Günther Jauch stellte nun in seiner Fernsehsendung über die NSA eine heikle Frage an den CDU-Bundestagsabgeordneten Wolfgang Bosbach. Wenn der BND den amerikanischen Präsidenten überwacht hätte, so Jauch, dann hätte Merkel „unter dem Teppich des Weißen Hauses um Entschuldigung bitten müssen“. Weshalb Jauch von Bosbach wissen wollte: „Greift da irgendwie noch altes Besatzungsstatut oder wie interpretieren Sie das?“ Bosbach, der zuletzt und auch in der Jauch-Sendung wieder einen sehr starken Auftritt hinlegte und sich in Topform präsentierte, zeigt „großes Verständnis“ für die Frage, weist jedoch daraufhin, daß es entgegen von Gerüchten „keine Rechtsgrundlage“ für das Ausschnüffeln deutscher Politiker durch die NSA gebe.
Die geistige Besatzungszone
Doch das ist letztlich ohnehin eine Frage, die am entscheidenden Problem vorbei geht. Das Problem ist doch nicht die politische oder juristische, sondern die – zugespritzt formuliert – geistige Besatzungszone, als die sich Deutschland nicht selten aufführt, und die das Ergebnis einer manichäischen Schwarzweiß-Geschichtsbetrachtung ist. Das fängt mit dem inflationären Gebrauch von überflüssigen Anglizismen an. Das geht damit weiter, daß eine außenpolitische Position, die nicht jedes militärische Abenteuer der USA unterstützen will, sofort als „im-Stich-Lassen“ eines „Freundes“ gedeutet wird. Das endet damit, daß bereits die Forderung nach Abzug der amerikanischen Atomwaffen aus Deutschland als „Antiamerikanismus“ denunziert wird.

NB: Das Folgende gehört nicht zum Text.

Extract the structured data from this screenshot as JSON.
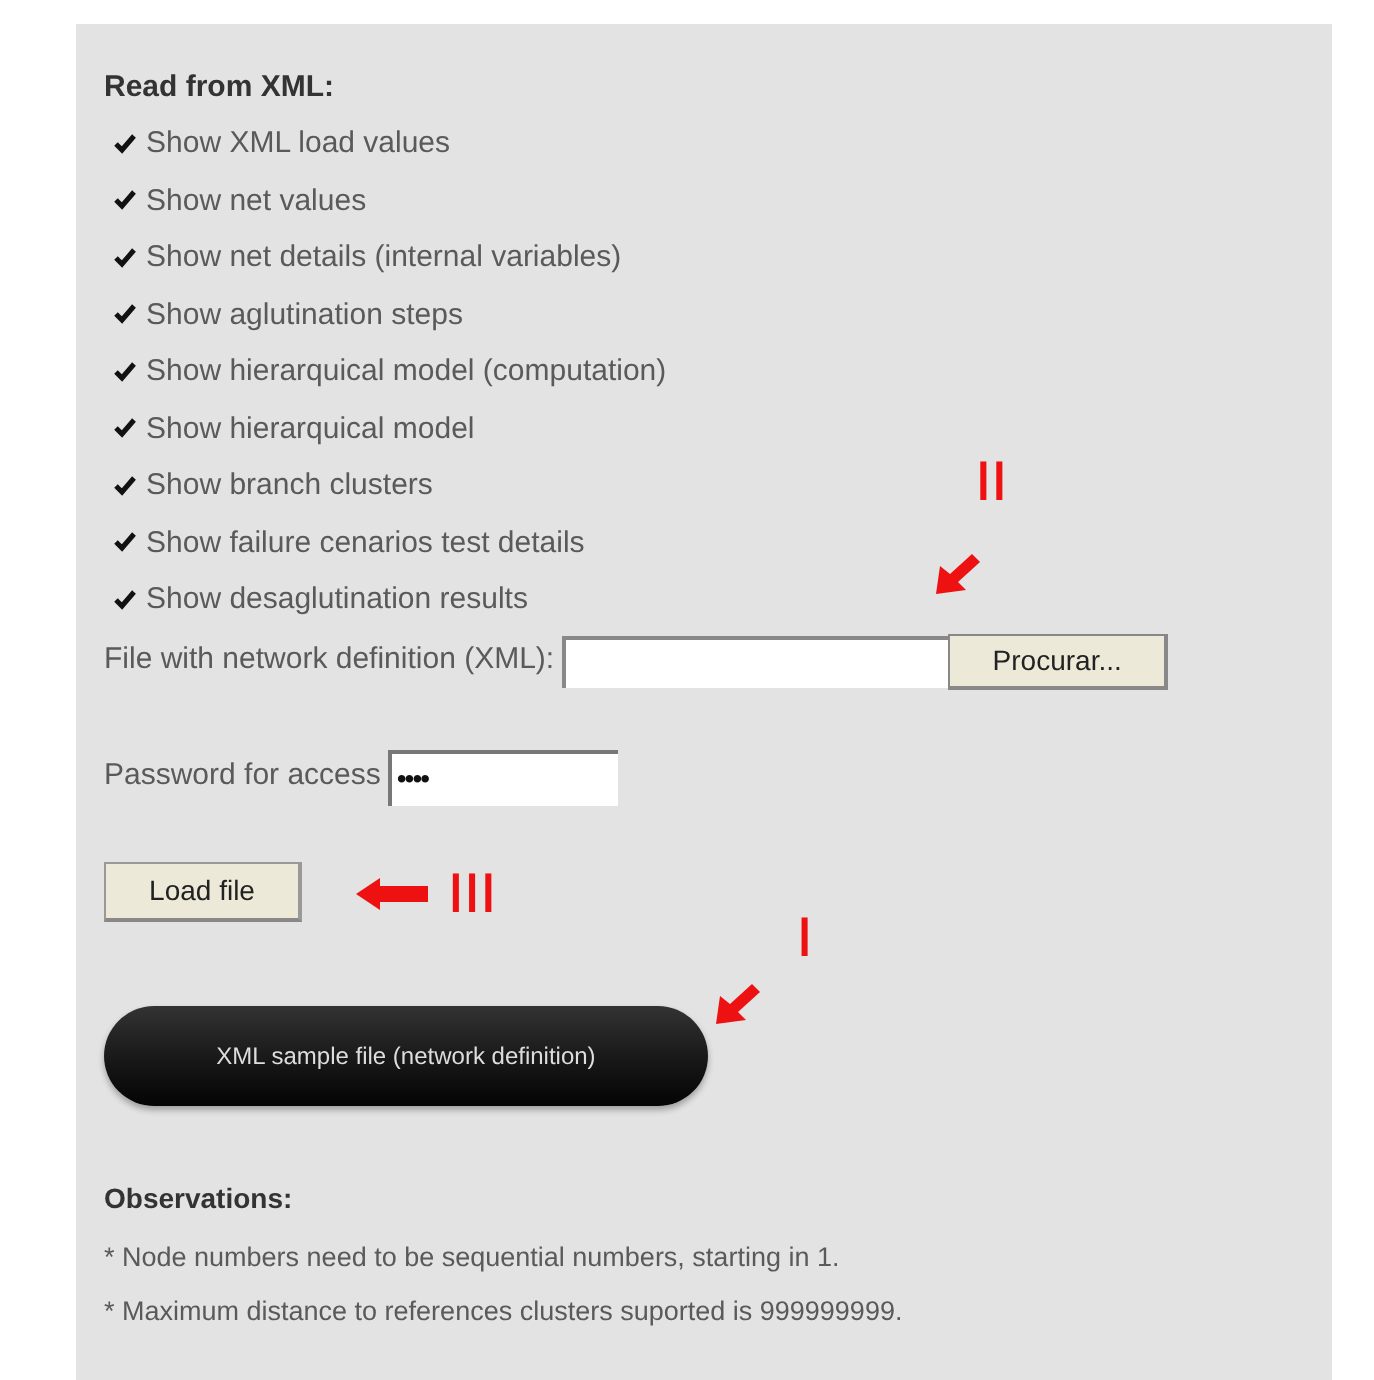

Diese ständige mentale Unterwerfungshaltung muß unweigerlich zu einer gesellschaftlichen Trotz- und Gegenreaktionen führen, nämlich dem Antiamerikanismus, der genauso falsch und einseitig ist wie der Proamerikanismus. Daß die besonders scharfen Amerikakritiker sich dabei gerne auf schiefe Vergleiche zwischen den USA und den Nationalsozialismus fixieren, spricht Bände: Offenbar möchten sich diese Amerikakritiker aus den Schuld- und Schamgefühlen befreien, die Deutschland mit einem Geschichtsbild eingehämmert werden, das immer wieder eine Tendenz zu Kollektivschuldvorwürfen zeigt. Wer in der NSA-Diskussion und bei anderen politischen Themen gerne mit dem mahnenden Zeigefinger über echten oder vermeintlichen „Antiamerikanismus“ klagt, sollte daher die Ursachen dieses Antiamerikanismus nicht verschweigen.